Un vistazo poco común al interior de una isla Ellis abandonada en 1974.

La isla Ellis en el puerto de Nueva York sirvió como el principal punto de entrada para los inmigrantes que llegaron a los Estados Unidos desde 1892 hasta 1924, y fue utilizada para detención y deportación hasta su cierre en 1954. En total, por sus salas pasaron más de 12 millones de inmigrantes. Pero en 1974, cuando éramos estudiantes e hicimos el breve documental mencionado anteriormente, estaba en decadencia.
En aquella época, los edificios estaban abandonados e inaccesibles al público, y el famoso ferry que transportaba a inmigrantes de la isla a Manhattan se hundió en una tormenta en 1968. Para dos adolescentes de Nueva Jersey, la isla Ellis era un misterio prohibido que les resultaba tentadoramente cercano. a la orilla, así que comenzamos a aventurarnos a la isla en un pequeño bote de remos con una cámara de 16 milímetros. Saber cuántas personas habían pasado por los edificios les daba cierto poder, y también había recordatorios físicos del pasado: colchones, platos, documentos y carteles impresos en varios idiomas.

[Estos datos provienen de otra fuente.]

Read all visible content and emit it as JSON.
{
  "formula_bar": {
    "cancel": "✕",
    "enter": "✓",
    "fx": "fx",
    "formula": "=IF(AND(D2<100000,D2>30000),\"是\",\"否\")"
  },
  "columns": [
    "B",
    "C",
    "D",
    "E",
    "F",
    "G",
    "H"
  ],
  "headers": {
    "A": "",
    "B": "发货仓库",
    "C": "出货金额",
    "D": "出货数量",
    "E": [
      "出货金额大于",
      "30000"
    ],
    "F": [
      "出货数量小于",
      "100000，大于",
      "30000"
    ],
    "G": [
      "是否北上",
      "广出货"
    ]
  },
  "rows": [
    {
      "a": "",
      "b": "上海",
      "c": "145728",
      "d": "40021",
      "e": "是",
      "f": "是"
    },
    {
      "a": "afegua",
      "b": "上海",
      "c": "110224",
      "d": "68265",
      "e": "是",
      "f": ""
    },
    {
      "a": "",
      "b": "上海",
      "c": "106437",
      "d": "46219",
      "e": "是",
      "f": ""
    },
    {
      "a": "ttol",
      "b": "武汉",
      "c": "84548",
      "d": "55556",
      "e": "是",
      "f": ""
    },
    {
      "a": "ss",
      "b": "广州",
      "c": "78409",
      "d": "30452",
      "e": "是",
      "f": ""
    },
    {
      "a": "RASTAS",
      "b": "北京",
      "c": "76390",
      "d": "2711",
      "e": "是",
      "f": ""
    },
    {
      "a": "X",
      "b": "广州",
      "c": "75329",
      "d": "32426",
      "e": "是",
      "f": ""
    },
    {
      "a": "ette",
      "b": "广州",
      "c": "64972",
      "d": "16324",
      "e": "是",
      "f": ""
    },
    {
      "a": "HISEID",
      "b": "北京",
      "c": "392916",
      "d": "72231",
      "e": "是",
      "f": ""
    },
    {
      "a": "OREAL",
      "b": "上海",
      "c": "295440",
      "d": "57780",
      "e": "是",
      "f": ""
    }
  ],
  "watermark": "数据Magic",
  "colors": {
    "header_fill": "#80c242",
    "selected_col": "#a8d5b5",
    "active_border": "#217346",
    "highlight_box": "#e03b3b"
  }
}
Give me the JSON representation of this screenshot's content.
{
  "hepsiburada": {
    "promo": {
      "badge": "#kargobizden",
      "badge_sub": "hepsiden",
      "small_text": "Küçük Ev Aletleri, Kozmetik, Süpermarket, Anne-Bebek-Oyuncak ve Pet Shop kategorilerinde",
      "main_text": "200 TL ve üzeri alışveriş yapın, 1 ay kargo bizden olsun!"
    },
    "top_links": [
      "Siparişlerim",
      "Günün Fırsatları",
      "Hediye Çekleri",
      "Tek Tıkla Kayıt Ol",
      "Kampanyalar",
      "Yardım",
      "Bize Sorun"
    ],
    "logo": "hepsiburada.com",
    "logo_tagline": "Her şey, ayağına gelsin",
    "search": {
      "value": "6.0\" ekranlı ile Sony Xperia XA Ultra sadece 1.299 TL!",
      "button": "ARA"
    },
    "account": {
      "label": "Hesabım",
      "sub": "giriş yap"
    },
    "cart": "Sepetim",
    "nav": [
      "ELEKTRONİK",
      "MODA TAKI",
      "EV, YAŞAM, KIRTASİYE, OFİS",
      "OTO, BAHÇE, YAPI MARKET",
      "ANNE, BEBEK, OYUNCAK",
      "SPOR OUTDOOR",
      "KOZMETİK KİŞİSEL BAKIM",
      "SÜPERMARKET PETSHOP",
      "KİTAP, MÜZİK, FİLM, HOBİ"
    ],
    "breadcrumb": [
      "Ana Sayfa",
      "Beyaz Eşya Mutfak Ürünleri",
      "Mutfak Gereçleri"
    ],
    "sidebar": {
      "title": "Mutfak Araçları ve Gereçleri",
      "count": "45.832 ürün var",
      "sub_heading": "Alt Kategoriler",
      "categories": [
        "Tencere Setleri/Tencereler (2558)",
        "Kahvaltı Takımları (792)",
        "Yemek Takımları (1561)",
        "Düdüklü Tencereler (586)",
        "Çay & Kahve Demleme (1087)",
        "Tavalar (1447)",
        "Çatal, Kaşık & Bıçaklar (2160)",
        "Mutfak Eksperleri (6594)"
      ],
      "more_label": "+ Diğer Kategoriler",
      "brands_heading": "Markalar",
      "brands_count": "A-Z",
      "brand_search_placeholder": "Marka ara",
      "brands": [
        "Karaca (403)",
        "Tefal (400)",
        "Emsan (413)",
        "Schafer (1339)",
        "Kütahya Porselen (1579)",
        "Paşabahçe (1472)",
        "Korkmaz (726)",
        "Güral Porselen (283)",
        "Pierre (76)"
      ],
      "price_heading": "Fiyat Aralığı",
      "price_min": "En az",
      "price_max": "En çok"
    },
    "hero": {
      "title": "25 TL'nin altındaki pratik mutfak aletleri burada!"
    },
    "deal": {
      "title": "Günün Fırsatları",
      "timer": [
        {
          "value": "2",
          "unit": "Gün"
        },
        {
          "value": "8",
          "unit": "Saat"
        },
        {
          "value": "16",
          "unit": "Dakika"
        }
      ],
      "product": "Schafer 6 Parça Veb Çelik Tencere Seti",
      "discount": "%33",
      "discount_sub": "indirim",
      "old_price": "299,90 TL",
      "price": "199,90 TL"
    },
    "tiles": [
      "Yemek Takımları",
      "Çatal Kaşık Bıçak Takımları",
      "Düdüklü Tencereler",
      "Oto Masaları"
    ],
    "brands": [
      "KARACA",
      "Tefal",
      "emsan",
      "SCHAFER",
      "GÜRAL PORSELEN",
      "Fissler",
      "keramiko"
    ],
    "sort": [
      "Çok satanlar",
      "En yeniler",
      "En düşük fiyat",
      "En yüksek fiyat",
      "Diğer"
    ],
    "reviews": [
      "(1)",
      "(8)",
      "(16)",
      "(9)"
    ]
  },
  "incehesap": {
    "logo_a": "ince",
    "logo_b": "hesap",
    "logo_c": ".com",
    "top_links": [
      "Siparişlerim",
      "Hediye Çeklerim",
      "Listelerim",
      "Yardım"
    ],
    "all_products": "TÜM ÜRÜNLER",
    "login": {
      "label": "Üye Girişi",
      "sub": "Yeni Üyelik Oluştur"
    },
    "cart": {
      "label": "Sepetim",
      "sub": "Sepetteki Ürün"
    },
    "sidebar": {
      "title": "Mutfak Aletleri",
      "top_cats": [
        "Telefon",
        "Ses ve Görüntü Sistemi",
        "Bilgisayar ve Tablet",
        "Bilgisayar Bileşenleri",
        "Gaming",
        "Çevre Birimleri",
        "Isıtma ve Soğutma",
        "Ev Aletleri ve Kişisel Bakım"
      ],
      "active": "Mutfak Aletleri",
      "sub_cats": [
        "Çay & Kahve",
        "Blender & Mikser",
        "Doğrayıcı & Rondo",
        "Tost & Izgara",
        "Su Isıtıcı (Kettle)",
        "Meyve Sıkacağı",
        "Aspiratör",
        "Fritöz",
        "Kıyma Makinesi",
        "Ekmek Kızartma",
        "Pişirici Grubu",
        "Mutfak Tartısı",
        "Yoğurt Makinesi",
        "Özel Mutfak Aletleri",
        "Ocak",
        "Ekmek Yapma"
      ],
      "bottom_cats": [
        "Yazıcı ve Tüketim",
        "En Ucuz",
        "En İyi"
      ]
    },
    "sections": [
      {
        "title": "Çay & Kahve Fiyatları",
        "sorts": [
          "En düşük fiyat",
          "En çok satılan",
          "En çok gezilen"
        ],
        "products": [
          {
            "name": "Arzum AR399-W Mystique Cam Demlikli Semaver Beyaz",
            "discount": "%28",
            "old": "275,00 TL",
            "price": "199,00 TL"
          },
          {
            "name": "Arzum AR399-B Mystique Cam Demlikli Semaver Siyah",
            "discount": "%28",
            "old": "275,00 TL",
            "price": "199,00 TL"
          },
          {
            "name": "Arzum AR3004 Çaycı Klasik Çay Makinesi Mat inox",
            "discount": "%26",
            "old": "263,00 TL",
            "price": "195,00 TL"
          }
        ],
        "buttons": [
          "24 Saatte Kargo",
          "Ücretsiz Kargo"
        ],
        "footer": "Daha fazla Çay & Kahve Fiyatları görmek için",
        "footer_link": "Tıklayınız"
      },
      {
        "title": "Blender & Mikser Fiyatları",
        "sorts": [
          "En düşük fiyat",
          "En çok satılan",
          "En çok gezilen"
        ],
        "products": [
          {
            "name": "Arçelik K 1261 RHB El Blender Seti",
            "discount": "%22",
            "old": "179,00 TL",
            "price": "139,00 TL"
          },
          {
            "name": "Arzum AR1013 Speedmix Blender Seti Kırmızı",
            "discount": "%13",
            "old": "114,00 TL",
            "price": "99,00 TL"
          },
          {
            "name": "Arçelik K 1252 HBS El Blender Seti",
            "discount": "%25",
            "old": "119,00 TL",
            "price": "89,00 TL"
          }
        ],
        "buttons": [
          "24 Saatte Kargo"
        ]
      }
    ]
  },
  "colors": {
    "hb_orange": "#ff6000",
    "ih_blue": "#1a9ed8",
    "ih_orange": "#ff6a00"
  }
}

En aquel entonces, cuando hablamos con residentes del área de la ciudad de Nueva York que pasaron por la isla en un momento mucho más temprano de sus vidas, esos momentos en Ellis Island quedaron grabados en sus memorias. En la película recordaron vívidamente la vertiginosa experiencia de llegar y ver la ciudad de Nueva York por primera vez. Su breve estancia en Ellis Island se convirtió en el punto de apoyo (literalmente el punto de pivote) de sus vidas.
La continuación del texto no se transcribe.